As a foodie and devout cheese lover, I used to lament the fact that I hadn’t tried fondue. However when I was in Shanghai this past summer I visited a Japanese occidental cuisine restaurant that specialized in fondue. With melted cheese and white miso, this Japanese rendition was so heavenly that I scraped the pot until it was spotless, fully aware of the calories I had taken in.
What is fondue? Contrary to common belief, it is actually a Swiss national dish, rather than a French classic. In its most original form, it is presented as a pot of melted cheese served in a portable stove. Uniquely shaped long-stemmed forks are used to dip bread and vegetables, mostly carrots and broccoli, into the communal pot. However, the term has become more generalized, and nowadays seems to refer to any dish served as a shared pot of hot liquid.
More than once, I mentioned my craving for fondue to my friends, who almost always responded with “Try The Melting Pot!”
So, when after taking four metro stops to Ballston and finding out that the Russian restaurant I had in mind for dinner was closed for a special event, I realized that The Melting Pot was only 10 minutes away and I convinced my partner to march on with me toward this popular national chain. Although this fondue restaurant appeared rather empty from the outside, as we checked in with the hostess, we were told that every table had already been reserved, so my party of two was eventually seated at the bar area. However, the closest table to our right remained empty until we finished our two-hour dinner, causing us to doubt the establishment’s management of reservations. One friendly piece of advice: Unless you are a really, really big eater, do not opt for the 4-Course Experience. My partner and I, both starving when we stepped in, ordered just a cheese fondue, a salad and an entree, and we left feeling fully stuffed.
For our cheese fondue course, I originally gravitated toward the bacon and gorgonzola. However, given that gorgonzola is an acquired taste and my partner had only a very limited experience with any kind of cheese, I decided to go with the milder cheddar ($7.95 per person). The warm fondue pot arrived at our table, filled with a gurgling, golden liquid mix of aged cheddar and Swiss cheese that instantly whetted my appetite. I dipped a piece of bread into the pot, wrapped it with a thick layer of melted cheese, and waited for the delicious explosion. To my disappointment, instead of the rich taste of cheddar and swiss, the pot of liquid had a strong flavor of beer. This, coupled with an excessive taste of vinegar, eclipsed the flavor of cheese and rendered it unenjoyable.

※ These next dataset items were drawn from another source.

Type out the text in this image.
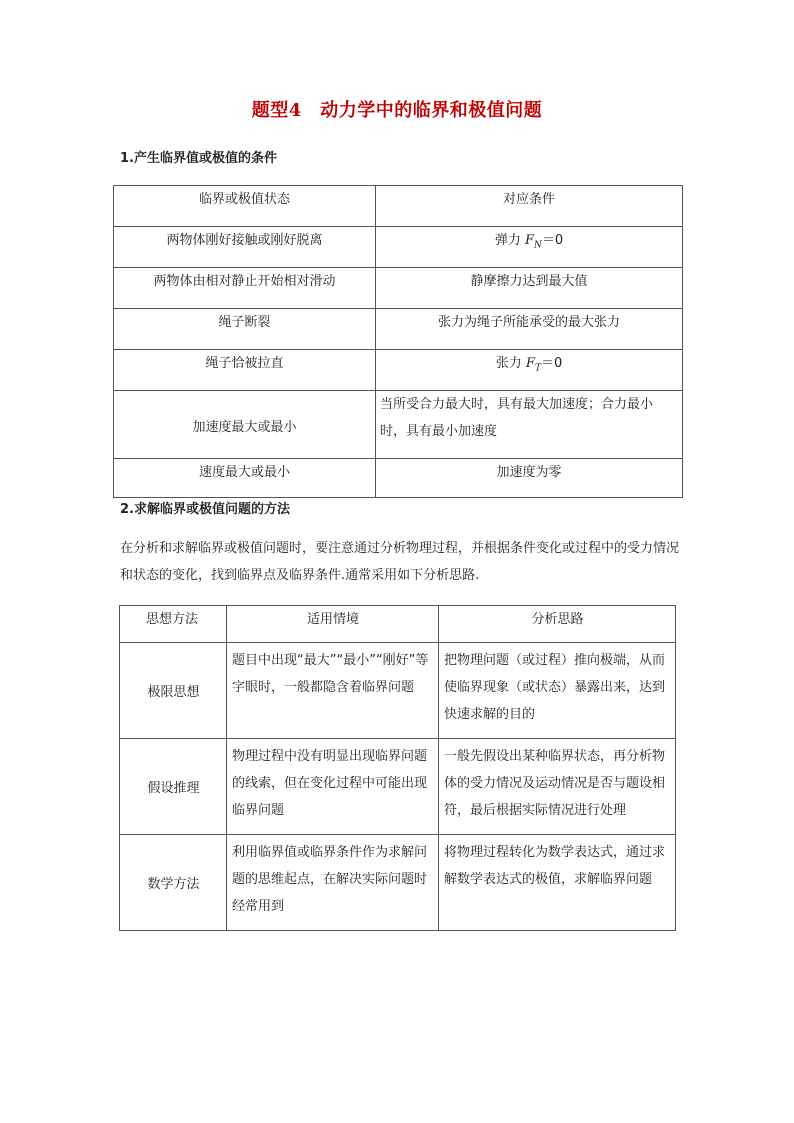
题型4　动力学中的临界和极值问题
1.产生临界值或极值的条件
临界或极值状态	对应条件
两物体刚好接触或刚好脱离	弹力 $F_N=0$
两物体由相对静止开始相对滑动	静摩擦力达到最大值
绳子断裂	张力为绳子所能承受的最大张力
绳子恰被拉直	张力 $F_T=0$
加速度最大或最小	当所受合力最大时，具有最大加速度；合力最小时，具有最小加速度
速度最大或最小	加速度为零
2.求解临界或极值问题的方法
在分析和求解临界或极值问题时，要注意通过分析物理过程，并根据条件变化或过程中的受力情况和状态的变化，找到临界点及临界条件.通常采用如下分析思路.
思想方法	适用情境	分析思路
极限思想	题目中出现“最大”“最小”“刚好”等字眼时，一般都隐含着临界问题	把物理问题（或过程）推向极端，从而使临界现象（或状态）暴露出来，达到快速求解的目的
假设推理	物理过程中没有明显出现临界问题的线索，但在变化过程中可能出现临界问题	一般先假设出某种临界状态，再分析物体的受力情况及运动情况是否与题设相符，最后根据实际情况进行处理
数学方法	利用临界值或临界条件作为求解问题的思维起点，在解决实际问题时经常用到	将物理过程转化为数学表达式，通过求解数学表达式的极值，求解临界问题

Although the first recommendation from our server, who was also the bartender, proved to be a miss, his suggestion for the salad dish turned out to be a great hit. We had the spinach mushroom salad ($5.75). The salad had been thoughtfully divided into two separate dishes. Despite the description on the menu, the burgundy shallot vinaigrette wasn’t warm. Nevertheless, its flavor went perfectly well with the spinach, the mushrooms and especially the chopped bacon. Here comes the second tip from an experienced foodie: Even if, like me, you are not a bacon person, you can nonetheless never go wrong with a bacon and spinach combination, ever.

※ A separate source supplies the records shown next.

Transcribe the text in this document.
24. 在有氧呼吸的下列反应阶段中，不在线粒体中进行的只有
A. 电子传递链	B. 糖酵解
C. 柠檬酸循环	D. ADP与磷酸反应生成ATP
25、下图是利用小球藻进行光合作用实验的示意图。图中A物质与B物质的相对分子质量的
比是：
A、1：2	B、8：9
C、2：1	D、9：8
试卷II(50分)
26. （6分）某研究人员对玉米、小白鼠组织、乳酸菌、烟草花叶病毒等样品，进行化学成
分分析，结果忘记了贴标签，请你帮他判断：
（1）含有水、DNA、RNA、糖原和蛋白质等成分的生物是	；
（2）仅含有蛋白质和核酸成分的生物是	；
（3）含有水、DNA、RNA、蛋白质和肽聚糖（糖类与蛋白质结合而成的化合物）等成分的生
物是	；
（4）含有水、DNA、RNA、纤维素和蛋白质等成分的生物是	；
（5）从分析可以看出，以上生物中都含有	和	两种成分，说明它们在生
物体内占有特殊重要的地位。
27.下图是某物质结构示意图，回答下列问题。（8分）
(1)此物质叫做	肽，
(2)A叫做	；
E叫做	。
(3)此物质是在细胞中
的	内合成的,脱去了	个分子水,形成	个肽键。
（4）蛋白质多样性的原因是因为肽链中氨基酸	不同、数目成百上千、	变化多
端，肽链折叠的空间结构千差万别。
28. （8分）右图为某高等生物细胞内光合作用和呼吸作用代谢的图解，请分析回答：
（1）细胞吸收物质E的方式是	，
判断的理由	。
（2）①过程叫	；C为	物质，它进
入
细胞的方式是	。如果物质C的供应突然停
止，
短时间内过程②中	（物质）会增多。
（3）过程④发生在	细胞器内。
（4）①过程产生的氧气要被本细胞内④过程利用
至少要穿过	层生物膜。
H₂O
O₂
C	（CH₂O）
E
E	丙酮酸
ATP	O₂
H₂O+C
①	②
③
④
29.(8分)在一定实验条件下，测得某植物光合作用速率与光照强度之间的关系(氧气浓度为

The star of the dinner, unexpectedly, was the entree: wild mushroom sacchetti ($15.95) prepared in coq au vin style (an additional $5.95 per pot). Sacchetti resemble ravioli, only with a more spherical shape, whereas coq au vin contains a mixture of herbs, spices and mushrooms immersed in burgundy wine. Once the broth boiled, we were instructed to pour the sacchetti and the vegetables, which included potatoes, mushrooms and broccoli, into the pot. After one-and-a-half minutes, we were allowed to take out the cooked items and dip them into any of the six sauces that came with the dish. The sacchetti paired extremely well with the gorgonzola cheese sauce, as did the mushrooms. The potatoes and the broccoli, on the other hand, tasted best with either the curry mayo sauce or the parsley sauce. While I cannot say for sure how much influence the coq au vin broth had on the final taste, I can vouch for the high quality of the complementary sauces, in particular to the aforementioned three.
As ironic as it sounds, the dish that I had anticipated the most — the cheese fondue — turned out to be the only disappointment of the whole dining experience. On the contrary, the entree surprised me with both its presentation and deliciousness. Overall, I was left a bit disillusioned, for the cheese fondue failed to match, let alone surpass, the one I had tried in Shanghai. That said, given the amazing taste of the gorgonzola sauce, the bacon and gorgonzola cheese fondue might have a most delightful taste: This is a theory waiting to be tested.